Grumpy and I have often marvelled at the sweet life the kids next door lead. Old Moon Face and Dr Bellows have got it pretty damn good. Sleeping in, staying up late, splashing in the pool all day, rockin' out to Peter Gabriel with their stupid parents all damn night. Despite all this indulgence, they're sweet kids.
I am sorry to say that yesterday this long, cruisey run came to a sad end. I don't know whether it was the sudden onslaught of the summer heat, the fly-ridden humidity, or the frying of brain cells from willful over-exposure to the self-indulgent musings of a man who would like us all to forget he was once in Genesis, but their mother finally lost it and had the miserable blighters out in the yard helping her weed and dig and generally sweat it out in the sun. Tote that bale, whippersnappers! Poor old Moon Face looked particularly miserable, despite the jaunty rasta cap she was sporting.

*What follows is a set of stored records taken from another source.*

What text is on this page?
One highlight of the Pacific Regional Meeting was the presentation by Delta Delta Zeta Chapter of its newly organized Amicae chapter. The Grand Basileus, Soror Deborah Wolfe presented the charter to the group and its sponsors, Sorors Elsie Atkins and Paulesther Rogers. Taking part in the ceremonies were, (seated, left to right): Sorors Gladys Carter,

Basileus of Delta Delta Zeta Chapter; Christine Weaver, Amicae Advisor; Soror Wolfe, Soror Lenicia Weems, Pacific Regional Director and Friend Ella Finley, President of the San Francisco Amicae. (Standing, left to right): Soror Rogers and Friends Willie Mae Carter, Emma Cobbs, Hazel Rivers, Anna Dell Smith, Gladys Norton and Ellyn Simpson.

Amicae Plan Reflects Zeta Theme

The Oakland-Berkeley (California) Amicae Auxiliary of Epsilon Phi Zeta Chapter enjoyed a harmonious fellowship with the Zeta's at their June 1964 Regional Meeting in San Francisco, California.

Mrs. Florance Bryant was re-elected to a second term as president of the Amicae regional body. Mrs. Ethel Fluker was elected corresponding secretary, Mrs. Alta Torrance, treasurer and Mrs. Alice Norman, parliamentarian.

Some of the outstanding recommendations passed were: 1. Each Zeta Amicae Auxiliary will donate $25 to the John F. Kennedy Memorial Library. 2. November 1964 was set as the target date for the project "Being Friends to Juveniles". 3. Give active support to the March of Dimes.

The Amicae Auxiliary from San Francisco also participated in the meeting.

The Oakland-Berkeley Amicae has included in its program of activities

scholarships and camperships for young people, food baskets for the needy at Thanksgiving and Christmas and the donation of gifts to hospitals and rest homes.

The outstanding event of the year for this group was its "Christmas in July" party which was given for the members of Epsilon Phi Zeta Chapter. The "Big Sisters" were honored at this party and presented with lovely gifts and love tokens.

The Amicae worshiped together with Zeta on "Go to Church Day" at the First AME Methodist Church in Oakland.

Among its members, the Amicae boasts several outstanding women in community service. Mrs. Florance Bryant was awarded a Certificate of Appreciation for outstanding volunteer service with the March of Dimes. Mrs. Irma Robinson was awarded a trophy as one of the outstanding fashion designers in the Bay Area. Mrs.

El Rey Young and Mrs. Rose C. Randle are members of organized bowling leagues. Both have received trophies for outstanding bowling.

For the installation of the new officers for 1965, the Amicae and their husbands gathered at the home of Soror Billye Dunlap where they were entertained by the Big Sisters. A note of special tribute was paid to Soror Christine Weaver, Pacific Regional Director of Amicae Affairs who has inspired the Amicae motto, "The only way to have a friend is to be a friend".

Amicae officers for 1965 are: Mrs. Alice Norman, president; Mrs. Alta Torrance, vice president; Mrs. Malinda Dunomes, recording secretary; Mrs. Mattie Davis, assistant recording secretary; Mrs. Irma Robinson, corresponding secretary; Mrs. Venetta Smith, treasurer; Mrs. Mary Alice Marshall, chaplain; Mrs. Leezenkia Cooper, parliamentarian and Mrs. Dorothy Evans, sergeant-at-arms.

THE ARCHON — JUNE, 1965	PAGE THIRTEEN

One thing that comforts me: I know Mama Stupid had to go back to work today so the kids are probably curled up in the lap of luxury with their grandparents. As I type and, indeed, as you read I have no doubt that Moon Face and Dr Bellows are enjoying yet another spoon-fed heapin' helping of the finest Peters ice cream. With topping.
Take a load off, kids.
3 comments:
This morning I was reading one of those silly trivia books my husband got as a Christmas gift, and it said Australians eat the most ice cream per capita of anyone in the world.
I knew I'd find a use for that fact somewhere. (I didn't say it would be an intelligent use, mind you.)
Beer and icecream; no wonder we have an obesity epidemic.
I know, I know; all those beer spiders. It's a disgrace.